La journée a commencé comme toutes les autres, mon esprit étant occupé par les détails de notre prochain projet d’agrandissement. C’était une petite fille de six ans, Charumathi. À en juger par la peur qui se lisait dans ses yeux, j’ai compris que quelque chose n’allait pas. Elle me prit la main fermement et me fit signe de la suivre. “Charumathi… tout va bien ?” Ses yeux étaient remplis de peur. Elle posa un doigt sur ses lèvres et me dit : “Chut ! Suivez-moi.”

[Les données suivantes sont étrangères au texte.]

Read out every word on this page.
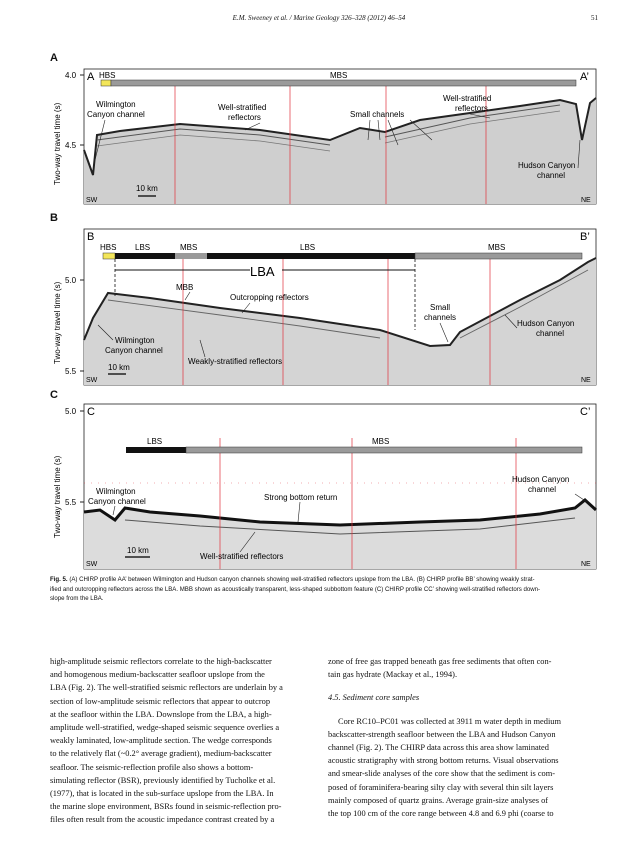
E.M. Sweeney et al. / Marine Geology 326–328 (2012) 46–54	51
A
B
C
HBS	MBS
4.0
4.5
A	A’
Wilmington
Canyon channel
Well-stratified
reflectors	Small channels
Well-stratified
reflectors
Hudson Canyon
channel
10 km
SW	NE
HBS LBS	MBS	LBS	MBS
LBA
5.0
5.5
B	B’
MBB
Outcropping reflectors
Small
channels
Hudson Canyon
channel
Wilmington
Canyon channel
Weakly-stratified reflectors
10 km
SW	NE
LBS	MBS
5.0
5.5
C	C’
Wilmington
Canyon channel	Strong bottom return
Hudson Canyon
channel
Well-stratified reflectors
10 km
SW	NE
Two-way travel time (s)
Two-way travel time (s)
Two-way travel time (s)
Fig. 5. (A) CHIRP profile AA’ between Wilmington and Hudson canyon channels showing well-stratified reflectors upslope from the LBA. (B) CHIRP profile BB’ showing weakly strat-
ified and outcropping reflectors across the LBA. MBB shown as acoustically transparent, less-shaped subbottom feature (C) CHIRP profile CC’ showing well-stratified reflectors down-
slope from the LBA.

high-amplitude seismic reflectors correlate to the high-backscatter

and homogenous medium-backscatter seafloor upslope from the

LBA (Fig. 2). The well-stratified seismic reflectors are underlain by a

section of low-amplitude seismic reflectors that appear to outcrop

at the seafloor within the LBA. Downslope from the LBA, a high-

amplitude well-stratified, wedge-shaped seismic sequence overlies a

weakly laminated, low-amplitude section. The wedge corresponds

to the relatively flat (~0.2° average gradient), medium-backscatter

seafloor. The seismic-reflection profile also shows a bottom-

simulating reflector (BSR), previously identified by Tucholke et al.

(1977), that is located in the sub-surface upslope from the LBA. In

the marine slope environment, BSRs found in seismic-reflection pro-

files often result from the acoustic impedance contrast created by a

zone of free gas trapped beneath gas free sediments that often con-

tain gas hydrate (Mackay et al., 1994).

4.5. Sediment core samples

Core RC10–PC01 was collected at 3911 m water depth in medium

backscatter-strength seafloor between the LBA and Hudson Canyon

channel (Fig. 2). The CHIRP data across this area show laminated

acoustic stratigraphy with strong bottom returns. Visual observations

and smear-slide analyses of the core show that the sediment is com-

posed of foraminifera-bearing silty clay with several thin silt layers

mainly composed of quartz grains. Average grain-size analyses of

the top 100 cm of the core range between 4.8 and 6.9 phi (coarse to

Nous atteignons le jardin extérieur. Vingt-cinq fillettes se tiennent debout en silence. Elles ne rient pas, ne parlent pas. Elles se tiennent simplement là, fixant solennellement un grand buisson avec beaucoup d’inquiétude. Je n’ai jamais vu un tel phénomène chez nos filles, observant sans mot dire ! “Que se passe-t- il ?”, leur dis-je à voix basse. L’une des plus jeunes (5 ans) du groupe me saisit la main avec crainte. Je la soulève et la prends dans mes bras. “Qu’est-ce qui ne va pas, Porkodi ?” Avec de grands yeux, elle bredouille : “Père, un serpent !”. Je ris. Tout ce drame pour un petit serpent ?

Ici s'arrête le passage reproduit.